И вдруг в середине декабря он заболел. Вообще ничего нельзя. Диета. Марк Михайлович пишет указ о переносе Нового года. Может, в пересказе все это звучит не очень, но поверь на слово, Меер, он был потрясающе остроумным. Но указ не помог, то есть он не выздоровел ни к Рождеству, ни на старый Новый год. Как всегда, затянул с диагностикой, все надеялся, что само рассосется, то есть с обычными его лекарствами, но потом оказалось, что все серьезно. А долежит ли рыбина до выздоровления? Он каждый день открывает морозильник, проверяет запах. Сам над собой смеется, но все равно проверяет. Долежит ли? А кто же знает? Опыта нет. Он сам себе назначает дату выздоровления. (Опять же указом.) Потом назначает новую. Опять назначает. И уже понимает сам. Хорошо еще, что не стал экономить пятьдесят рублей на чистке. Раз без кишок, должна долежать. И морозильник мощный. Однажды утром он открыл холодильник – был запах. Счастье, что это только пакет. Раз в неделю он начал менять пакеты. Иронизировал над собой, но все же издергал самого себя, да и домашних извел. Домашних можно было понять, они, наверное, были правы. Они любили, жалели его, но всему есть пределы, то есть с какого-то момента, он остался один на один, пусть не с болезнью, но с этой своею тоской. С этой рыбиной. Должна долежать! Пусть не до выздоровления (оно было само теперь под вопросом), просто до времени, когда можно будет все это поесть. Пусть даже раз, другой, не больше. Должна долежать. Должна! При этом вполне допускал, что попробует и «ничего уж такого особенного».

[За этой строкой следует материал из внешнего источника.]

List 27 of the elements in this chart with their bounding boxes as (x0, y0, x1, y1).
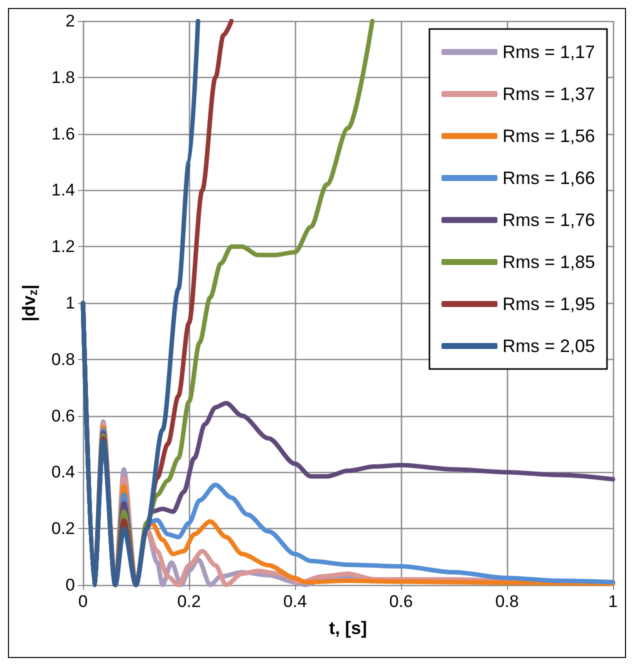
x-tick-label: 0.8 (495, 592, 519, 611)
legend-label: Rms = 1,37 (502, 84, 596, 104)
y-tick-label: 0 (66, 576, 75, 594)
x-axis-title: t, [s] (329, 618, 367, 638)
legend-label: Rms = 1,66 (502, 168, 596, 188)
y-tick-label: 0.8 (51, 350, 75, 369)
legend-label: Rms = 1,85 (502, 252, 596, 272)
y-tick-label: 1.2 (51, 237, 75, 256)
legend-label: Rms = 2,05 (502, 336, 596, 356)
y-tick-label: 1.4 (51, 180, 75, 200)
y-tick-label: 1 (66, 294, 75, 312)
y-tick-label: 0.2 (51, 519, 75, 538)
y-tick-label: 1.8 (51, 68, 75, 87)
x-tick-label: 0.4 (283, 592, 307, 611)
legend-label: Rms = 1,56 (502, 126, 596, 146)
x-tick-label: 0.2 (177, 592, 201, 611)
legend-label: Rms = 1,95 (502, 294, 596, 314)
y-tick-label: 0.6 (51, 406, 75, 426)
x-tick-label: 0 (78, 592, 88, 611)
x-tick-label: 1 (608, 592, 618, 611)
x-tick-label: 0.6 (389, 592, 413, 611)
legend-label: Rms = 1,76 (502, 210, 596, 230)
y-tick-label: 1.6 (51, 124, 75, 144)
y-tick-label: 2 (66, 12, 75, 30)
y-tick-label: 0.4 (51, 462, 75, 482)
y-axis-title: |dvz| (19, 284, 40, 322)
legend-label: Rms = 1,17 (502, 42, 596, 62)
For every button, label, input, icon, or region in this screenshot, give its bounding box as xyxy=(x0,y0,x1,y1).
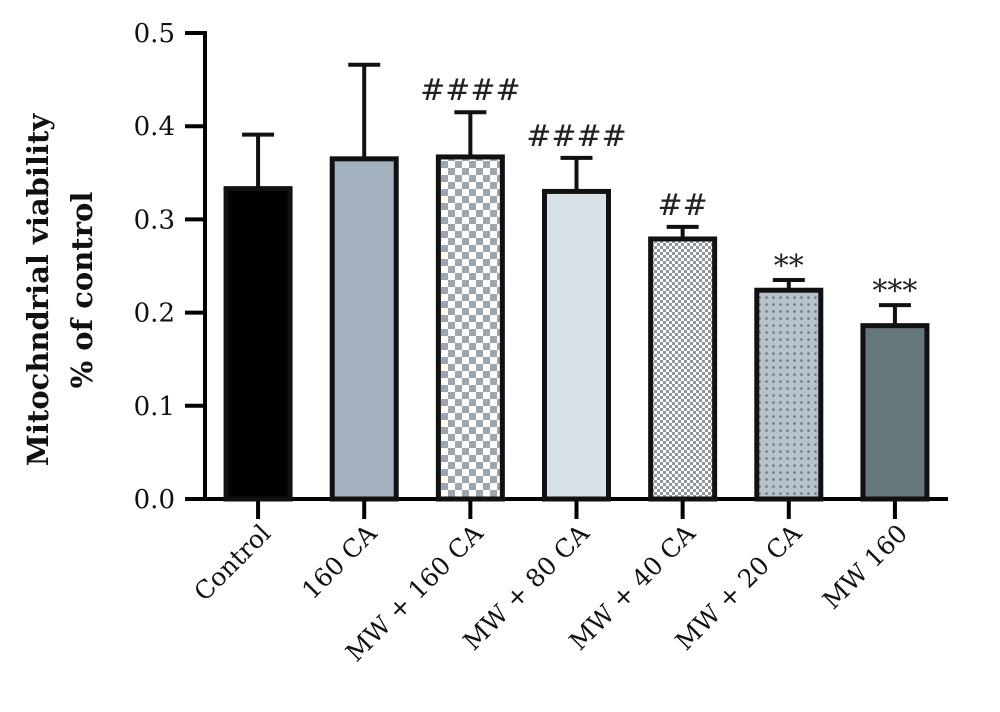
bar xyxy=(435,154,505,502)
y-tick-label: 0.4 xyxy=(134,112,175,142)
significance-label: ## xyxy=(658,188,708,223)
axes xyxy=(185,31,948,519)
bar xyxy=(860,323,930,502)
y-tick-label: 0.5 xyxy=(134,19,175,49)
y-axis-title-line1: Mitochndrial viability xyxy=(21,113,55,467)
significance-label: #### xyxy=(420,73,521,108)
significance-label: ** xyxy=(774,249,804,284)
x-tick-label: Control xyxy=(188,519,276,607)
significance-label: *** xyxy=(872,274,917,309)
bar xyxy=(329,156,399,502)
y-tick-label: 0.1 xyxy=(134,392,175,422)
y-tick-label: 0.0 xyxy=(134,485,175,515)
bar xyxy=(542,188,611,502)
bar xyxy=(754,287,824,502)
x-tick-label: MW 160 xyxy=(817,519,913,615)
bar xyxy=(648,236,718,502)
x-tick-label: 160 CA xyxy=(296,518,383,605)
y-axis-title-line2: % of control xyxy=(65,192,99,389)
bar xyxy=(223,186,293,502)
significance-label: #### xyxy=(526,119,627,154)
bars xyxy=(223,62,930,502)
y-tick-label: 0.2 xyxy=(134,299,175,329)
y-axis-title: Mitochndrial viability % of control xyxy=(21,113,99,467)
y-tick-label: 0.3 xyxy=(134,205,175,235)
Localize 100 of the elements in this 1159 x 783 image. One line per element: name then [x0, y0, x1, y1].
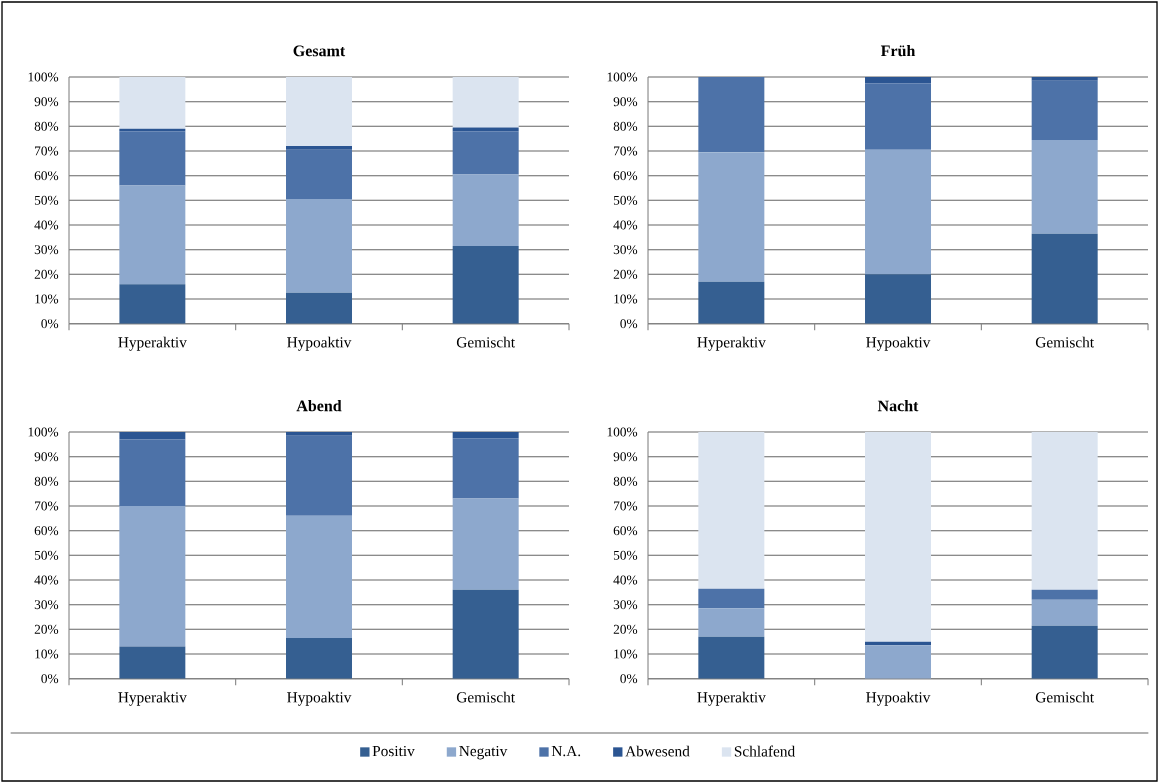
- bar: [286, 292, 353, 324]
- bar: [865, 77, 932, 84]
- x-tick-label: Gemischt: [1035, 336, 1094, 348]
- y-tick-label: 50%: [613, 550, 638, 560]
- bar: [698, 152, 765, 282]
- bar: [1031, 432, 1098, 590]
- y-tick-label: 90%: [613, 97, 638, 107]
- bar: [119, 284, 186, 324]
- bar: [119, 131, 186, 186]
- y-tick-label: 60%: [613, 171, 638, 181]
- y-tick-label: 0%: [41, 319, 59, 329]
- legend-label: N.A.: [551, 745, 581, 757]
- x-tick-label: Hyperaktiv: [118, 336, 187, 351]
- legend-label: Negativ: [459, 745, 508, 760]
- bar: [452, 498, 519, 590]
- y-tick-label: 0%: [620, 319, 638, 329]
- bar: [1031, 233, 1098, 324]
- bar: [698, 608, 765, 637]
- y-tick-label: 30%: [34, 600, 59, 610]
- bar: [286, 432, 353, 436]
- bar: [286, 515, 353, 638]
- y-tick-label: 70%: [614, 146, 638, 156]
- bar: [865, 645, 932, 679]
- legend-label: Abwesend: [625, 745, 690, 757]
- bar: [119, 646, 186, 679]
- chart-title: Abend: [296, 400, 342, 412]
- x-tick-label: Hypoaktiv: [287, 691, 352, 706]
- legend-label: Positiv: [372, 745, 415, 757]
- x-tick-label: Hypoaktiv: [866, 336, 931, 351]
- x-tick-label: Hypoaktiv: [866, 691, 931, 706]
- y-tick-label: 10%: [614, 294, 638, 304]
- y-tick-label: 60%: [34, 526, 59, 536]
- y-tick-label: 60%: [613, 526, 638, 536]
- x-tick-label: Gemischt: [456, 691, 515, 703]
- bar: [452, 589, 519, 679]
- bar: [286, 146, 353, 150]
- y-tick-label: 20%: [34, 624, 59, 634]
- y-tick-label: 100%: [607, 427, 638, 437]
- x-tick-label: Hyperaktiv: [697, 691, 766, 706]
- bar: [119, 432, 186, 440]
- x-tick-label: Hyperaktiv: [118, 691, 187, 706]
- x-tick-label: Hyperaktiv: [697, 336, 766, 351]
- y-tick-label: 30%: [34, 245, 59, 255]
- y-tick-label: 80%: [613, 121, 638, 131]
- y-tick-label: 70%: [614, 501, 638, 511]
- bar: [1031, 77, 1098, 81]
- bar: [1031, 139, 1098, 234]
- bar: [286, 199, 353, 293]
- y-tick-label: 80%: [34, 121, 59, 131]
- y-tick-label: 70%: [35, 501, 59, 511]
- y-tick-label: 10%: [614, 649, 638, 659]
- bar: [698, 432, 765, 589]
- y-tick-label: 100%: [28, 72, 59, 82]
- bar: [286, 77, 353, 147]
- bar: [452, 174, 519, 246]
- y-tick-label: 100%: [607, 72, 638, 82]
- y-tick-label: 20%: [613, 269, 638, 279]
- y-tick-label: 90%: [34, 452, 59, 462]
- bar: [698, 636, 765, 679]
- bar: [698, 588, 765, 609]
- bar: [865, 432, 932, 642]
- bar: [119, 506, 186, 647]
- bar: [1031, 80, 1098, 140]
- y-tick-label: 40%: [613, 575, 638, 585]
- y-tick-label: 90%: [613, 452, 638, 462]
- bar: [865, 149, 932, 275]
- chart-title: Gesamt: [293, 45, 346, 57]
- bar: [1031, 625, 1098, 679]
- y-tick-label: 50%: [34, 550, 59, 560]
- bar: [119, 77, 186, 129]
- bar: [286, 435, 353, 516]
- x-tick-label: Hypoaktiv: [287, 336, 352, 351]
- y-tick-label: 0%: [620, 674, 638, 684]
- legend-label: Schlafend: [734, 745, 795, 757]
- bar: [452, 131, 519, 175]
- chart-title: Nacht: [877, 400, 919, 412]
- y-tick-label: 90%: [34, 97, 59, 107]
- bar: [119, 439, 186, 506]
- y-tick-label: 10%: [35, 649, 59, 659]
- y-tick-label: 60%: [34, 171, 59, 181]
- y-tick-label: 0%: [41, 674, 59, 684]
- bar: [1031, 599, 1098, 626]
- y-tick-label: 50%: [613, 195, 638, 205]
- bar: [452, 438, 519, 499]
- y-tick-label: 30%: [613, 600, 638, 610]
- bar: [452, 432, 519, 439]
- y-tick-label: 100%: [28, 427, 59, 437]
- bar: [1031, 589, 1098, 600]
- y-tick-label: 10%: [35, 294, 59, 304]
- bar: [286, 637, 353, 679]
- x-tick-label: Gemischt: [1035, 691, 1094, 703]
- bar: [698, 77, 765, 153]
- x-tick-label: Gemischt: [456, 336, 515, 348]
- y-tick-label: 30%: [613, 245, 638, 255]
- y-tick-label: 70%: [35, 146, 59, 156]
- y-tick-label: 40%: [34, 575, 59, 585]
- bar: [865, 83, 932, 150]
- bar: [452, 245, 519, 324]
- y-tick-label: 20%: [34, 269, 59, 279]
- y-tick-label: 80%: [34, 476, 59, 486]
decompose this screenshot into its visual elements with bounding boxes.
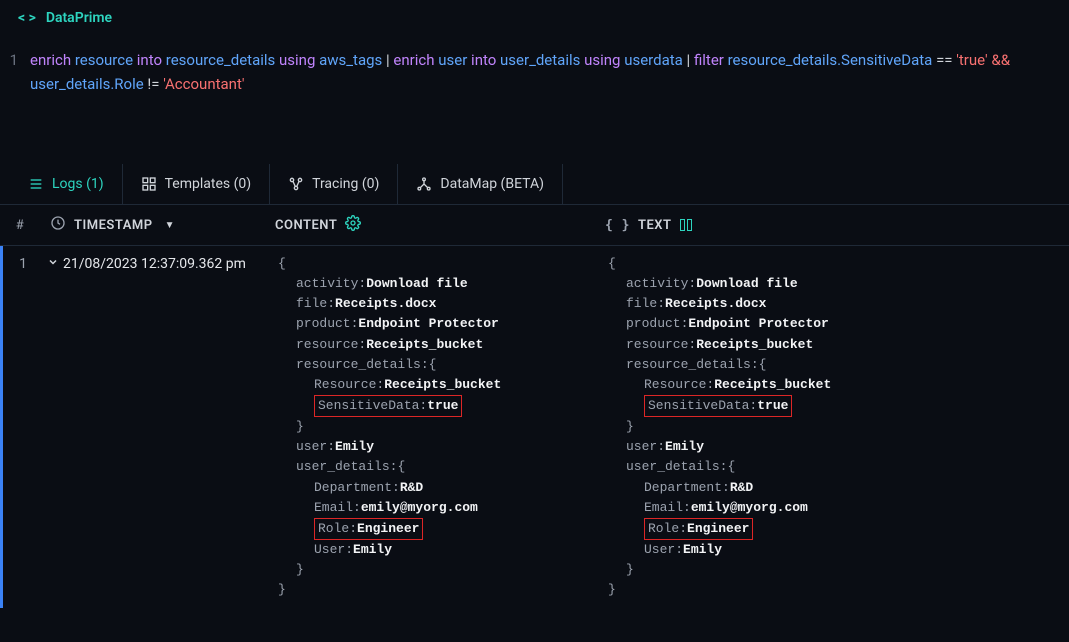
row-timestamp: 21/08/2023 12:37:09.362 pm bbox=[63, 254, 278, 272]
content-json: {activity:Download filefile:Receipts.doc… bbox=[278, 254, 608, 600]
query-token: into bbox=[137, 51, 162, 69]
tab-label: Tracing (0) bbox=[312, 176, 379, 192]
templates-icon bbox=[141, 176, 157, 192]
col-header-text[interactable]: { } TEXT bbox=[605, 218, 1069, 233]
table-row: 1 21/08/2023 12:37:09.362 pm {activity:D… bbox=[0, 246, 1069, 608]
text-json: {activity:Download filefile:Receipts.doc… bbox=[608, 254, 1069, 600]
query-token: into bbox=[471, 51, 496, 69]
tab-templates[interactable]: Templates (0) bbox=[123, 164, 271, 204]
code-brackets-icon: < > bbox=[18, 10, 36, 26]
query-token: != bbox=[147, 75, 159, 93]
tab-logs[interactable]: Logs (1) bbox=[10, 164, 123, 204]
tab-label: DataMap (BETA) bbox=[440, 176, 544, 192]
tracing-icon bbox=[288, 176, 304, 192]
query-token: aws_tags bbox=[319, 51, 382, 69]
tab-tracing[interactable]: Tracing (0) bbox=[270, 164, 398, 204]
query-token: filter bbox=[694, 51, 724, 69]
query-token: using bbox=[584, 51, 620, 69]
query-token: resource_details bbox=[166, 51, 276, 69]
timestamp-label: TIMESTAMP bbox=[74, 218, 153, 233]
col-header-content[interactable]: CONTENT bbox=[275, 215, 605, 235]
query-token: 'Accountant' bbox=[163, 75, 244, 93]
query-token: | bbox=[386, 51, 390, 69]
query-token: enrich bbox=[393, 51, 434, 69]
query-token: == bbox=[936, 51, 952, 69]
query-token: resource_details.SensitiveData bbox=[728, 51, 933, 69]
expand-caret-icon[interactable] bbox=[43, 254, 63, 272]
query-token: using bbox=[279, 51, 315, 69]
app-title: DataPrime bbox=[46, 10, 112, 26]
line-number: 1 bbox=[0, 48, 30, 72]
gear-icon[interactable] bbox=[345, 215, 361, 235]
query-token: user bbox=[438, 51, 467, 69]
braces-icon: { } bbox=[605, 218, 630, 233]
text-label: TEXT bbox=[638, 218, 672, 233]
tabs-bar: Logs (1) Templates (0) Tracing (0) DataMap … bbox=[0, 164, 1069, 205]
clock-icon bbox=[50, 215, 66, 235]
tab-datamap[interactable]: DataMap (BETA) bbox=[398, 164, 563, 204]
header: < > DataPrime bbox=[0, 0, 1069, 36]
query-token: | bbox=[687, 51, 691, 69]
col-header-timestamp[interactable]: TIMESTAMP ▼ bbox=[40, 215, 275, 235]
table-header: # TIMESTAMP ▼ CONTENT { } TEXT bbox=[0, 205, 1069, 246]
query-text[interactable]: enrich resource into resource_details us… bbox=[30, 48, 1069, 96]
tab-label: Logs (1) bbox=[52, 176, 104, 192]
sort-caret-icon: ▼ bbox=[165, 220, 175, 231]
query-token: && bbox=[991, 51, 1010, 69]
columns-icon[interactable] bbox=[680, 219, 692, 231]
row-number: 1 bbox=[3, 254, 43, 272]
query-token: user_details bbox=[500, 51, 580, 69]
query-token: userdata bbox=[624, 51, 683, 69]
datamap-icon bbox=[416, 176, 432, 192]
query-token: user_details.Role bbox=[30, 75, 144, 93]
col-header-num: # bbox=[0, 218, 40, 233]
content-label: CONTENT bbox=[275, 218, 337, 233]
query-token: resource bbox=[75, 51, 133, 69]
query-editor[interactable]: 1 enrich resource into resource_details … bbox=[0, 36, 1069, 114]
query-token: 'true' bbox=[956, 51, 987, 69]
query-token: enrich bbox=[30, 51, 71, 69]
tab-label: Templates (0) bbox=[165, 176, 252, 192]
list-icon bbox=[28, 176, 44, 192]
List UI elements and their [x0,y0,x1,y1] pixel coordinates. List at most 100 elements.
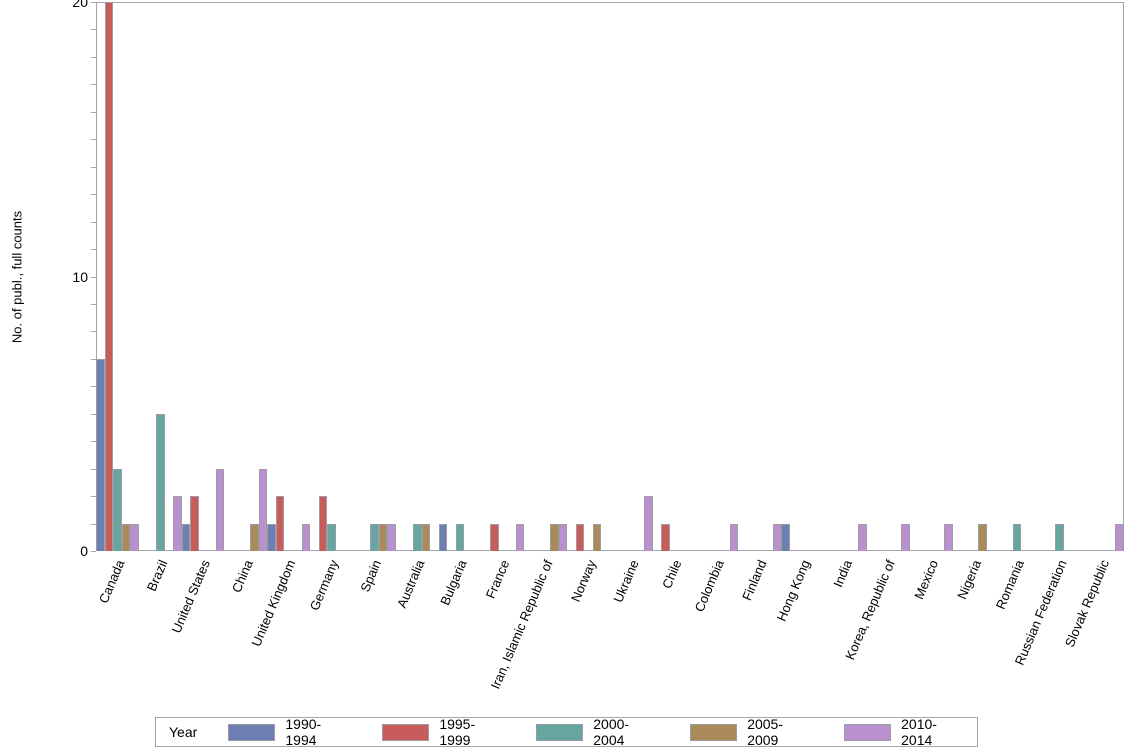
bar-spain-2010-2014 [387,523,396,551]
bar-germany-1995-1999 [318,496,328,551]
x-axis-label-text: Bulgaria [437,557,470,608]
y-tick [91,2,96,3]
y-tick [91,249,96,251]
bar-china-2010-2014 [258,468,268,551]
bar-france-2010-2014 [515,523,525,551]
legend: Year 1990-1994 1995-1999 2000-2004 2005-200… [155,716,978,748]
legend-swatch-2000-2004 [536,723,584,741]
legend-item-2010-2014: 2010-2014 [844,716,964,748]
x-axis-label-text: Mexico [911,557,942,602]
y-tick [91,303,96,305]
y-tick [91,29,96,31]
legend-label-2005-2009: 2005-2009 [747,716,783,748]
bar-australia-2000-2004 [412,523,422,551]
bar-canada-2000-2004 [113,468,122,551]
x-axis-label-text: United States [168,557,213,636]
legend-label-2000-2004: 2000-2004 [593,716,630,748]
x-axis-label-text: United Kingdom [248,557,299,649]
x-axis-label-text: India [830,557,856,590]
bar-germany-2000-2004 [327,523,336,551]
y-tick [91,441,96,443]
bar-colombia-2010-2014 [729,523,739,551]
bar-canada-1995-1999 [104,2,114,551]
legend-label-1990-1994: 1990-1994 [285,716,322,748]
plot-area [96,2,1124,551]
bar-france-1995-1999 [490,523,499,551]
y-tick [91,496,96,498]
y-tick [91,111,96,113]
y-tick-label-10: 10 [72,268,88,285]
y-tick-label-20: 20 [72,0,88,10]
bar-ukraine-2010-2014 [644,496,653,551]
legend-swatch-2005-2009 [690,723,738,741]
x-axis-label-text: Australia [393,557,428,611]
bar-united-states-1990-1994 [181,523,191,551]
bar-romania-2000-2004 [1012,523,1022,551]
legend-item-2000-2004: 2000-2004 [536,716,656,748]
y-tick [91,523,96,525]
y-tick [91,56,96,58]
legend-item-1990-1994: 1990-1994 [228,716,348,748]
bar-iran-islamic-republic-of-2005-2009 [550,523,559,551]
legend-swatch-1990-1994 [228,723,276,741]
legend-item-1995-1999: 1995-1999 [382,716,502,748]
bar-india-2010-2014 [858,523,867,551]
x-axis-label-text: Romania [992,557,1027,612]
x-axis-label-text: Germany [306,557,342,613]
bar-spain-2000-2004 [370,523,379,551]
bar-united-kingdom-2010-2014 [301,523,311,551]
y-tick [91,84,96,86]
y-tick [91,166,96,168]
bar-korea-republic-of-2010-2014 [901,523,910,551]
bar-australia-2005-2009 [421,523,431,551]
y-tick [91,331,96,333]
x-axis-label-text: Canada [95,557,128,606]
x-axis-label-text: Norway [567,557,599,605]
bar-nigeria-2005-2009 [978,523,987,551]
y-tick [91,386,96,388]
bar-brazil-2010-2014 [173,496,182,551]
legend-items: 1990-1994 1995-1999 2000-2004 2005-2009 2010… [228,716,964,748]
legend-swatch-1995-1999 [382,723,430,741]
legend-swatch-2010-2014 [844,723,892,741]
bar-bulgaria-2000-2004 [455,523,465,551]
bar-united-kingdom-1990-1994 [267,523,276,551]
x-axis-label-text: China [228,557,256,595]
bar-brazil-2000-2004 [155,413,165,551]
y-tick [91,139,96,141]
bar-canada-1990-1994 [96,358,105,551]
x-axis-label-text: Slovak Republic [1062,557,1113,650]
x-axis-label-text: Colombia [691,557,727,615]
bar-hong-kong-1990-1994 [781,523,790,551]
x-axis-label-text: Korea, Republic of [842,557,899,662]
bar-russian-federation-2000-2004 [1055,523,1065,551]
legend-title: Year [169,724,198,740]
x-axis-label-text: Ukraine [609,557,642,605]
y-tick [91,276,96,278]
y-tick-label-0: 0 [80,543,88,559]
legend-label-2010-2014: 2010-2014 [901,716,937,748]
bar-united-states-1995-1999 [190,496,199,551]
x-axis-label-text: Finland [739,557,770,603]
bar-chart: No. of publ., full counts 0 10 20 Canada Bra… [10,0,1124,691]
x-axis-label-text: Chile [658,557,685,591]
bar-canada-2010-2014 [130,523,139,551]
legend-label-1995-1999: 1995-1999 [439,716,476,748]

Я рассказал одному знакомому прозаику (сейчас он довольно известен). Он написал (пиршество слога и стиля). У него получилось о нищете нашего духа. О том, что вот, вместо того, чтоб напоследок «окинуть взором, осмыслить жизнь»… Живописал деградацию высокого интеллектуала (сочувственно живописал. Сочувствие было искренним. Но это сочувствие литератора). Его рассказ так и назывался «Стерлядь». Он не задумался только, что есть кое-что поважнее, поглубже, чем «окинуть взором», и в самом неосмыслении жизни «напоследок» кроется смысл, пусть весьма неудобный для нас и не лестный для жизни… А вообще-то чувство было такое, что я невзначай предал Марка.
А знаешь, я любил его. Сострадал. Но при всем при этом было чуть ли не удовлетворение какое-то оттого, что время работает против него. Это как доказательство, что оно на моей стороне (?) Как обещание жизни яркой и чистой (?) По наивности, наверно, я считал тогда, что моя любовь к нему оправдывает меня за все это.